Urinary N-Acetyl-β- D-Glucosaminidase and Neopterin Aid in the Diagnosis of Rejection and Acute Tubular Necrosis in Initially Nonfunctioning Kidney Grafts

Aim: The study aimed at investigating urinary neopterin, a marker of cellular immune response, and urinary N-acetyl-β- D-glucosaminidase (NAG), a marker of tubular damage, as noninvasive means to differentiate between acute tubular necrosis (ATN) and rejection in initially nonfunctioning (INF) human renal transplants. Methods: Seventy-two renal transplant patients were studied. Forty-five of them experienced an uncomplicated early posttransplant course, 27 patients suffered from INF. Twenty-two patients experienced ATN, 5 patients had a total of six biopsy-proven rejections. The NAG activity was measured by a colorimetric assay, neopterin by high-performance liquid chromatography. Receiver operating characteristics (ROC) analysis was applied to compute diagnostic performance and an optimal discriminating threshold. Results: Demographic characteristics (age, gender, cold and warm ischemia periods, HLA mismatches) and posttransplant urinary NAG and neopterin excretions did not differ between ATN and rejection groups. Both urinary NAG and neopterin excretions were lower in the control group (NAG 1.8 ± 1.0 U/mmol urinary creatinine; neopterin 270 ± 126 nmol/mmol urinary creatinine; mean ± SD) as compared with the ATN group (NAG 12 ± 10 U/mmol, p < 0.001 vs. control group; neopterin 303 ± 195 nmol/mmol, n.s.) and the rejection group (NAG 7 ± 8 U/mmol, p < 0.01; neopterin 508 ± 419 nmol/mmol, p < 0.01).
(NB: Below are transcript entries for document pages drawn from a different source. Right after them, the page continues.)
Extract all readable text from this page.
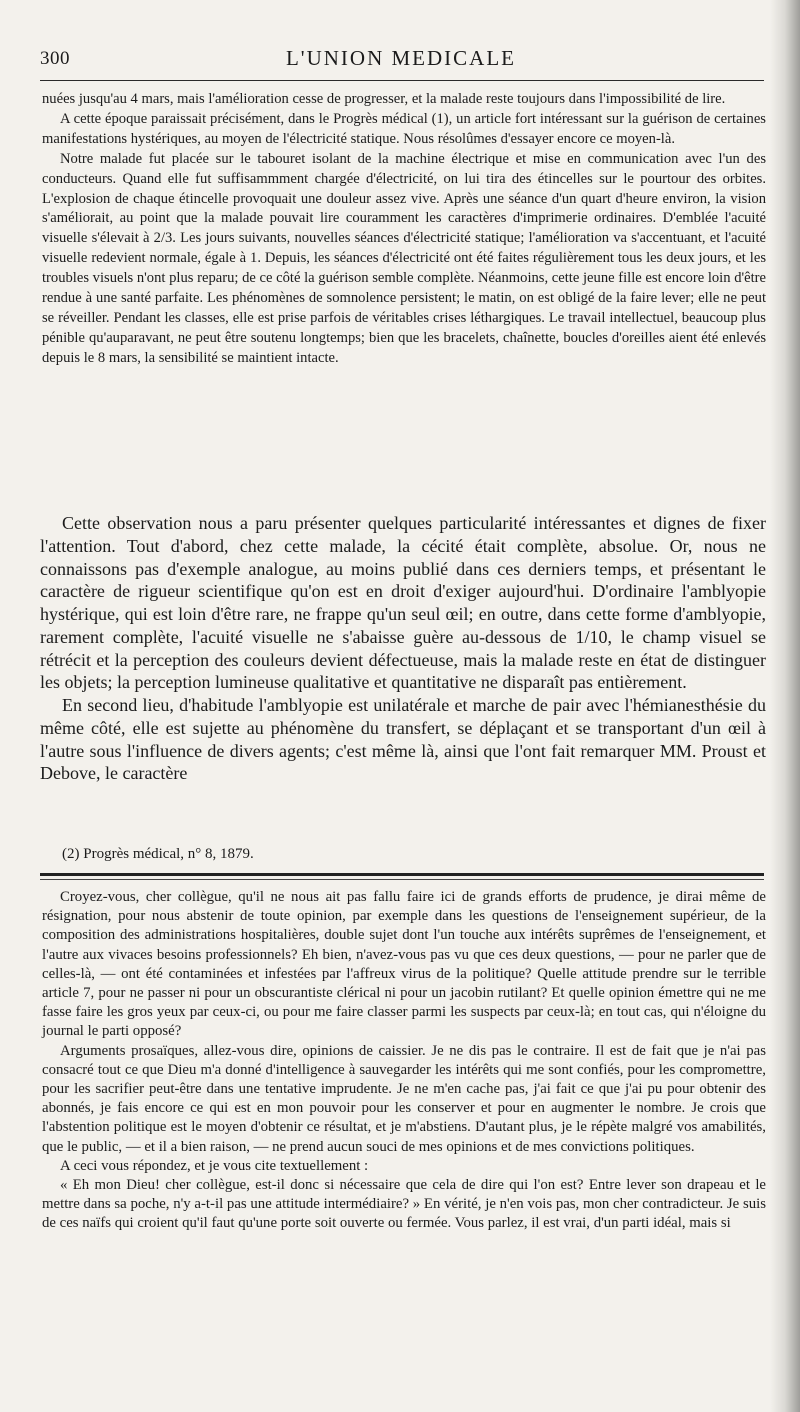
300	L'UNION MEDICALE

nuées jusqu'au 4 mars, mais l'amélioration cesse de progresser, et la malade reste toujours dans l'impossibilité de lire.

A cette époque paraissait précisément, dans le Progrès médical (1), un article fort intéressant sur la guérison de certaines manifestations hystériques, au moyen de l'électricité statique. Nous résolûmes d'essayer encore ce moyen-là.

Notre malade fut placée sur le tabouret isolant de la machine électrique et mise en communication avec l'un des conducteurs. Quand elle fut suffisammment chargée d'électricité, on lui tira des étincelles sur le pourtour des orbites. L'explosion de chaque étincelle provoquait une douleur assez vive. Après une séance d'un quart d'heure environ, la vision s'améliorait, au point que la malade pouvait lire couramment les caractères d'imprimerie ordinaires. D'emblée l'acuité visuelle s'élevait à 2/3. Les jours suivants, nouvelles séances d'électricité statique; l'amélioration va s'accentuant, et l'acuité visuelle redevient normale, égale à 1. Depuis, les séances d'électricité ont été faites régulièrement tous les deux jours, et les troubles visuels n'ont plus reparu; de ce côté la guérison semble complète. Néanmoins, cette jeune fille est encore loin d'être rendue à une santé parfaite. Les phénomènes de somnolence persistent; le matin, on est obligé de la faire lever; elle ne peut se réveiller. Pendant les classes, elle est prise parfois de véritables crises léthargiques. Le travail intellectuel, beaucoup plus pénible qu'auparavant, ne peut être soutenu longtemps; bien que les bracelets, chaînette, boucles d'oreilles aient été enlevés depuis le 8 mars, la sensibilité se maintient intacte.

Cette observation nous a paru présenter quelques particularité intéressantes et dignes de fixer l'attention. Tout d'abord, chez cette malade, la cécité était complète, absolue. Or, nous ne connaissons pas d'exemple analogue, au moins publié dans ces derniers temps, et présentant le caractère de rigueur scientifique qu'on est en droit d'exiger aujourd'hui. D'ordinaire l'amblyopie hystérique, qui est loin d'être rare, ne frappe qu'un seul œil; en outre, dans cette forme d'amblyopie, rarement complète, l'acuité visuelle ne s'abaisse guère au-dessous de 1/10, le champ visuel se rétrécit et la perception des couleurs devient défectueuse, mais la malade reste en état de distinguer les objets; la perception lumineuse qualitative et quantitative ne disparaît pas entièrement.

En second lieu, d'habitude l'amblyopie est unilatérale et marche de pair avec l'hémianesthésie du même côté, elle est sujette au phénomène du transfert, se déplaçant et se transportant d'un œil à l'autre sous l'influence de divers agents; c'est même là, ainsi que l'ont fait remarquer MM. Proust et Debove, le caractère

(2) Progrès médical, n° 8, 1879.

Croyez-vous, cher collègue, qu'il ne nous ait pas fallu faire ici de grands efforts de prudence, je dirai même de résignation, pour nous abstenir de toute opinion, par exemple dans les questions de l'enseignement supérieur, de la composition des administrations hospitalières, double sujet dont l'un touche aux intérêts suprêmes de l'enseignement, et l'autre aux vivaces besoins professionnels? Eh bien, n'avez-vous pas vu que ces deux questions, — pour ne parler que de celles-là, — ont été contaminées et infestées par l'affreux virus de la politique? Quelle attitude prendre sur le terrible article 7, pour ne passer ni pour un obscurantiste clérical ni pour un jacobin rutilant? Et quelle opinion émettre qui ne me fasse faire les gros yeux par ceux-ci, ou pour me faire classer parmi les suspects par ceux-là; en tout cas, qui n'éloigne du journal le parti opposé?

Arguments prosaïques, allez-vous dire, opinions de caissier. Je ne dis pas le contraire. Il est de fait que je n'ai pas consacré tout ce que Dieu m'a donné d'intelligence à sauvegarder les intérêts qui me sont confiés, pour les compromettre, pour les sacrifier peut-être dans une tentative imprudente. Je ne m'en cache pas, j'ai fait ce que j'ai pu pour obtenir des abonnés, je fais encore ce qui est en mon pouvoir pour les conserver et pour en augmenter le nombre. Je crois que l'abstention politique est le moyen d'obtenir ce résultat, et je m'abstiens. D'autant plus, je le répète malgré vos amabilités, que le public, — et il a bien raison, — ne prend aucun souci de mes opinions et de mes convictions politiques.

A ceci vous répondez, et je vous cite textuellement :

« Eh mon Dieu! cher collègue, est-il donc si nécessaire que cela de dire qui l'on est? Entre lever son drapeau et le mettre dans sa poche, n'y a-t-il pas une attitude intermédiaire? » En vérité, je n'en vois pas, mon cher contradicteur. Je suis de ces naïfs qui croient qu'il faut qu'une porte soit ouverte ou fermée. Vous parlez, il est vrai, d'un parti idéal, mais si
The ratio of urinary neopterin to NAG excretion (uNNR; dimension nmol neopterin/U NAG activity) increased during rejections as compared with ATN (139 ± 74 vs. 50 ± 38 nmol/U, p < 0.01). The area under the ROC curve for uNNR was 0.88 ± 0.07 (p < 0.001). Applying a ROC-estimated optimal discriminator of uNNR (80 nmol/U), 16 patients with ATN and all six rejection episodes were classified correctly. Conclusion: The uNNR provides a noninvasive means to aid in the differential diagnosis of rejection and ATN in INF human renal transplants.